2024 Excellence in Partnering Award

The National Oceanographic Partnership Program (NOPP) is pleased to announce that the Piloting Biological Global Ocean Ship-based Hydrographic Investigations Program (Bio-GO-SHIP) on US cruises: Towards a global analysis of large-scale changes to ocean plankton systems project is the 2024 recipient of the NOPP Excellence in Partnering Award. The Excellence in Partnering Award is given annually to a NOPP project that best exemplifies the NOPP’s objective of developing a successful network of partnerships to advance the ocean sciences. Bio-GO-SHIP is led by Dr. Adam Martiny of the University of California Irvine. The team consists of members from six institutions: Harriet Alexander of the Woods Hole Oceanographic Institution, Jason Graff of Oregon State University, Nicole Poulton of Bigelow Laboratory for Ocean Sciences, Luke Thompson of the Northern Gulf Institute and the Atlantic Oceanographic and Meteorological Laboratory, and Sophie Clayton from the National Oceanography Centre, UK. 

CTD cast is deployed aboard the R/V Thomas G. Thompson on GO-SHIP transect I09N, 2025. Image credit: Bigelow Laboratory.

The goal of Bio-GO-SHIP is to understand the role of plankton in global biogeochemistry and quantify biodiversity across the ocean as part of GO-SHIP’s sustained decadally-repeated observations of ocean physics and chemistry. Over the past 30 years, GO-SHIP has provided critical constraints on changes in ocean heat content, ventilation, penetration of anthropogenic carbon, and oxygen loss, all of which have serious implications for marine life. Ocean biodiversity measurements such as abundance, function, and changes in distribution are fundamental to understanding marine ecosystems but are currently missing in GO-SHIP. This pilot project implemented mature technologies to measure key biological variables across GO-SHIP transects in three ocean basins and over 400 stations to start to address: (i) plankton biogeography; (ii) particle composition and elemental stoichiometry; (iii) the relationship between surface community structure and carbon sequestration; (iv) the link between surface processes and deep ocean biodiversity; and (v) how characteristic shifts in ocean plankton communities may be diagnostic of ocean changes. In the future, the Bio-GO-SHIP team plans to synthesize community feedback and transform best practices from the pilot phase of this project into sustained measurements on GO-SHIP cruises. The integration of Bio-GO-SHIP with GO-SHIP offers the potential to transform our understanding of hydrography, ocean ecosystems, the biogeochemical roles of plankton, and future changes to the oceans. 
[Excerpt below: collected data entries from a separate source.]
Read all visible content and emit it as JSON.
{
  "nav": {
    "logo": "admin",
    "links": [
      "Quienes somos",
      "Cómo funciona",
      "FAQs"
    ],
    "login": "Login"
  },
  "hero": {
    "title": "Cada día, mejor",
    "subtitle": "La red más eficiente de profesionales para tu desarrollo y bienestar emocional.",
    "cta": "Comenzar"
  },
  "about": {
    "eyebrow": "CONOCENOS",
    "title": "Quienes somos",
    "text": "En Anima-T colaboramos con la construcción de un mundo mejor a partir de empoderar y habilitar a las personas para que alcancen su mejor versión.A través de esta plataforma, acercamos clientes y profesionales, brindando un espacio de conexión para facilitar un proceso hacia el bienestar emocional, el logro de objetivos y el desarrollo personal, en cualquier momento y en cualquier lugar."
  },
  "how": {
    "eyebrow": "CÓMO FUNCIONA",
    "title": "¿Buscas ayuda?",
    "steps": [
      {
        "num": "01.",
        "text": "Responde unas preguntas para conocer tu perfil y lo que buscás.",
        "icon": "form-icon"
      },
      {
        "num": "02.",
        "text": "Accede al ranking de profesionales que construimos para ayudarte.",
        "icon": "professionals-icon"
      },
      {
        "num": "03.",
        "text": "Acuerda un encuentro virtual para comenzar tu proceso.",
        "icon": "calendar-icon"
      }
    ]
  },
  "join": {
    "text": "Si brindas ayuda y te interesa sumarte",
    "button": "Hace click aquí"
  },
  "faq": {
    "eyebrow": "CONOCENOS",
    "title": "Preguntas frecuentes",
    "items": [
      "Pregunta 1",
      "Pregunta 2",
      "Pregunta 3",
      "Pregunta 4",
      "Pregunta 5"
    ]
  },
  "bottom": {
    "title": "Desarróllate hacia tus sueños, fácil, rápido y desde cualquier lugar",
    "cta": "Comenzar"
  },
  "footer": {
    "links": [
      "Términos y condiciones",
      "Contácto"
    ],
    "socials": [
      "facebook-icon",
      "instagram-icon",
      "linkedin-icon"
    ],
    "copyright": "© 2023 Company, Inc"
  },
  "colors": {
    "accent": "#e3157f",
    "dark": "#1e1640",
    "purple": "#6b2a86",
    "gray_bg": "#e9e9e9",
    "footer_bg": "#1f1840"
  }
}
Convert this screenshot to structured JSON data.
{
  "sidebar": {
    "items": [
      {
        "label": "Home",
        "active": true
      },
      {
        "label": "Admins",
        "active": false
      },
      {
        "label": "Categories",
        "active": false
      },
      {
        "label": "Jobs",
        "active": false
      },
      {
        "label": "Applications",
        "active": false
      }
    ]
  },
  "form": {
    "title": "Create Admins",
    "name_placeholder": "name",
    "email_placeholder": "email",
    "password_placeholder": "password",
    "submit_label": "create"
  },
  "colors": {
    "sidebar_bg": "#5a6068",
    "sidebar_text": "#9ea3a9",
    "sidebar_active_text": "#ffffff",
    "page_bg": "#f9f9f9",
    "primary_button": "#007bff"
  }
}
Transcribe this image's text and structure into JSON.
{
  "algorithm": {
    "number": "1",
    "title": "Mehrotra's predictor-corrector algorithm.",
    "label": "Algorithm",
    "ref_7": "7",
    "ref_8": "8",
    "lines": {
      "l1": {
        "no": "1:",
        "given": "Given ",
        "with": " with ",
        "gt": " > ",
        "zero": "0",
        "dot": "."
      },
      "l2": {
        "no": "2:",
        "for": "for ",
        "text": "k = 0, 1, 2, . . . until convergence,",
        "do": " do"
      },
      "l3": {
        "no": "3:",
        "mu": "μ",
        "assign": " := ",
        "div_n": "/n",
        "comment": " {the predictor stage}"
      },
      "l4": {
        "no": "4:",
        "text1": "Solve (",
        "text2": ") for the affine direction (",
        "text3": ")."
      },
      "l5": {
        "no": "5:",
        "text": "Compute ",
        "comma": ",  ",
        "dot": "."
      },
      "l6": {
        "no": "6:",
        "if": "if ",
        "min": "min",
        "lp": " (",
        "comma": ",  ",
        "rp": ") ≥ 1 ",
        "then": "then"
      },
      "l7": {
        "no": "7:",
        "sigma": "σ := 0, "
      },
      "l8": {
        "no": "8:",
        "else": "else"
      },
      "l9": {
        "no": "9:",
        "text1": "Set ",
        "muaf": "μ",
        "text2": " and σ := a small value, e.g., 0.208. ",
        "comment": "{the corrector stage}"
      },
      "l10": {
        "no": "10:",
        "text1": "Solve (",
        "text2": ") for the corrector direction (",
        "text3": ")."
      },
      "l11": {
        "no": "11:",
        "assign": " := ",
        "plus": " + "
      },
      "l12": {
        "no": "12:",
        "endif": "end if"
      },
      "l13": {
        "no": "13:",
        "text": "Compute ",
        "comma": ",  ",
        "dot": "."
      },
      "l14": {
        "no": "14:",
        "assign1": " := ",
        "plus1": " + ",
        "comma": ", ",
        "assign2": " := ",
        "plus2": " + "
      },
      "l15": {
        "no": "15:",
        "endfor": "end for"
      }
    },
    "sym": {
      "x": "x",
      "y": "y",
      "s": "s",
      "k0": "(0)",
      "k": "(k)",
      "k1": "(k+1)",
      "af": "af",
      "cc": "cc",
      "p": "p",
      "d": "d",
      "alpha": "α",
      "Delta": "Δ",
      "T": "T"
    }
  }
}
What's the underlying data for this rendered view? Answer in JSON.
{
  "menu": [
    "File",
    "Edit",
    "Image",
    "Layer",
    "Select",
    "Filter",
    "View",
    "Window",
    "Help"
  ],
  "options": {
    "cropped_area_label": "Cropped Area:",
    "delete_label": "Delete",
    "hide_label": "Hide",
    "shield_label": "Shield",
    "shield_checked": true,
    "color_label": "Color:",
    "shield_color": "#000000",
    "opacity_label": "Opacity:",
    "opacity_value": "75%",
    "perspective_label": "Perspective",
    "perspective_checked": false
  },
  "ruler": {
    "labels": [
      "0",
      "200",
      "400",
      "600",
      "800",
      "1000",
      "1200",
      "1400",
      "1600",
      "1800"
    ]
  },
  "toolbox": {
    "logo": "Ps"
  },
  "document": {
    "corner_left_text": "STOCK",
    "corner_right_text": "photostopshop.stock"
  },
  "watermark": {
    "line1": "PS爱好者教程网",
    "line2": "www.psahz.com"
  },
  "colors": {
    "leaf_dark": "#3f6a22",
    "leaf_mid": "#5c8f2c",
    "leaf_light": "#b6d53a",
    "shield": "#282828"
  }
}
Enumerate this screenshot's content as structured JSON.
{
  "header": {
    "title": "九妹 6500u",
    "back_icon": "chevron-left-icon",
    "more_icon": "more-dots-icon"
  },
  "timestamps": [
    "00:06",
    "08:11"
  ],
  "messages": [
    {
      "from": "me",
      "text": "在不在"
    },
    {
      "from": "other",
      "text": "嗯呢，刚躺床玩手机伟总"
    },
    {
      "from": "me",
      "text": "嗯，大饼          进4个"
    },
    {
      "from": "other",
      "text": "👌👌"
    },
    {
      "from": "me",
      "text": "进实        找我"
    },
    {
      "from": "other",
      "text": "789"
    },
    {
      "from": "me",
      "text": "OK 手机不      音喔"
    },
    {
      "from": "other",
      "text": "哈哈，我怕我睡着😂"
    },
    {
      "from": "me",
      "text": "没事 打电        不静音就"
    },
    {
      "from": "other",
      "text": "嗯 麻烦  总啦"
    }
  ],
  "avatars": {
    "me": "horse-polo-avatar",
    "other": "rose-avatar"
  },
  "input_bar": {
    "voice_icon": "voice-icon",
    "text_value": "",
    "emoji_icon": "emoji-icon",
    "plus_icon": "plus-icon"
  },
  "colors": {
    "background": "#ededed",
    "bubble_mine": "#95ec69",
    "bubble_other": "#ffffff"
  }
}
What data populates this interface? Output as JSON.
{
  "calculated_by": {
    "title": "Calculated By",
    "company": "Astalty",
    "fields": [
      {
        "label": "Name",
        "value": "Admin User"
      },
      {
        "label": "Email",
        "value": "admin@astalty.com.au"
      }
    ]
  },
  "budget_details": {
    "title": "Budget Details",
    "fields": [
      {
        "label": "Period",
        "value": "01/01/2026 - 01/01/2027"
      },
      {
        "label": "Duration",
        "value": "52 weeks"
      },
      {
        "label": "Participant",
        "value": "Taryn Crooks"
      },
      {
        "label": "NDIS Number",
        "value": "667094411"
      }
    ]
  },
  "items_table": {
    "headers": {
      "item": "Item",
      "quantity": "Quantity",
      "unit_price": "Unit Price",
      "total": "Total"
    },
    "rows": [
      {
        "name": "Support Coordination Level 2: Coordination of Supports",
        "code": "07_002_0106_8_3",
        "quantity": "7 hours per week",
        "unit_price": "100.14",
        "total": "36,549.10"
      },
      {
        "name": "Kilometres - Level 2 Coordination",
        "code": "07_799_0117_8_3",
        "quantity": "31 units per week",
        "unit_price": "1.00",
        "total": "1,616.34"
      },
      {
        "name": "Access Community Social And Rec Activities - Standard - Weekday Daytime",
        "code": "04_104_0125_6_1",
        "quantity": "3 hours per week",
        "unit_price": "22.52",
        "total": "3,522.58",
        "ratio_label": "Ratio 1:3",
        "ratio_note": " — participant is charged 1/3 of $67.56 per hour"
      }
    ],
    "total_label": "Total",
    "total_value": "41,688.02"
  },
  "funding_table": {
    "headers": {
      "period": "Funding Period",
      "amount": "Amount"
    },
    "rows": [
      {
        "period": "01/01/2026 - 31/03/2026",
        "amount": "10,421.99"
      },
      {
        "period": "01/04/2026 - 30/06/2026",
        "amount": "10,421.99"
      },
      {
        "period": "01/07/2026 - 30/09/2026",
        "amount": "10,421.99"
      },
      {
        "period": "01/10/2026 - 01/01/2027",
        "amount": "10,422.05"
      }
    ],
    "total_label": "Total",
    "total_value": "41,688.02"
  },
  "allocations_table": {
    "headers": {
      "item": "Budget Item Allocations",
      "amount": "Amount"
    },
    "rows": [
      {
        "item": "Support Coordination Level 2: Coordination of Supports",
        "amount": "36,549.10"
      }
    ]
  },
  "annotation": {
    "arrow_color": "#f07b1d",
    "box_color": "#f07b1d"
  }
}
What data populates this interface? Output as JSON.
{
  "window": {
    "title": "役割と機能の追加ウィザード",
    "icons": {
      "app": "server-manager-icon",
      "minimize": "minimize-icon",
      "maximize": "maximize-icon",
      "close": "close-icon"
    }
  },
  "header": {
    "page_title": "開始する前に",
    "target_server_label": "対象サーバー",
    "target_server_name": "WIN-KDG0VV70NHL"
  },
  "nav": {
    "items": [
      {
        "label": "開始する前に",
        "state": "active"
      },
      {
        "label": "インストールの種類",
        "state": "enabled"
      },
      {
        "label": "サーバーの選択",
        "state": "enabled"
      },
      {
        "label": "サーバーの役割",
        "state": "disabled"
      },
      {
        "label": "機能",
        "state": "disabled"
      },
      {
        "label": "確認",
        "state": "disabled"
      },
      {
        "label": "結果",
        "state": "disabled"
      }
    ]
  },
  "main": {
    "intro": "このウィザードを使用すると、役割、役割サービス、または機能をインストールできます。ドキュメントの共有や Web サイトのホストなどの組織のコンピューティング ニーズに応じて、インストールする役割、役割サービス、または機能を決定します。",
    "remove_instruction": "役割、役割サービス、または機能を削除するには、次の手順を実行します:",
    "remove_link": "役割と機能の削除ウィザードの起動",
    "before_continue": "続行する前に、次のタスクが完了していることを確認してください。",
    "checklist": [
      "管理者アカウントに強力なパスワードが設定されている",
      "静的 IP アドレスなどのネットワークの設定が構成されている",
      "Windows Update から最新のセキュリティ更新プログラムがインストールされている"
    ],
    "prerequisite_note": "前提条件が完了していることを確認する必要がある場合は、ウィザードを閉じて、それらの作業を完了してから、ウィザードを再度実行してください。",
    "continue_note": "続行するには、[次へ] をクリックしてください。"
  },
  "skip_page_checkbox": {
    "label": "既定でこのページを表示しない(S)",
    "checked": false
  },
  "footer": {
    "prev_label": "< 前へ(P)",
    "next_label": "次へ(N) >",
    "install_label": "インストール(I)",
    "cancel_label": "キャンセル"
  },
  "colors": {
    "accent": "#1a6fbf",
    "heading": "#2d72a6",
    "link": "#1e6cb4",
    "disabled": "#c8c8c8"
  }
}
Bio-GO-SHIP team members from NGI and AOML collect biological samples aboard the NOAA Ship Ronald H. Brown on GO-SHIP transect A16N, 2023. Image credit: Tyler Christian, AOML/CIMAS.

Project highlights: 

  • Establishment of systematic ocean basin-wide patterns in plankton diversity, activity, and function through the collection of environmental DNA, RNA, and other parameters for the first time on three GO-SHIP transects in the Pacific, Atlantic, and Indian oceans. 
  • Development of novel approaches to using ocean plankton as “biosensors” of environmental change. 
  • Integration of in situ bio-optical and pigment measurements with satellite data, including NASA PACE, for remote sensing calibration and validation. 
  • Production of data management and protocol intercalibration best practices allowing for greater efficiencies as well as improved integration of data into the Global Biodiversity Information Facility (GBIF) and Ocean Biodiversity Information System (OBIS). 
  • Oceanographic and laboratory training of 13 students in cutting-edge scientific techniques. 

Support for this NOPP project was provided by NOAA, NSF, and NASA.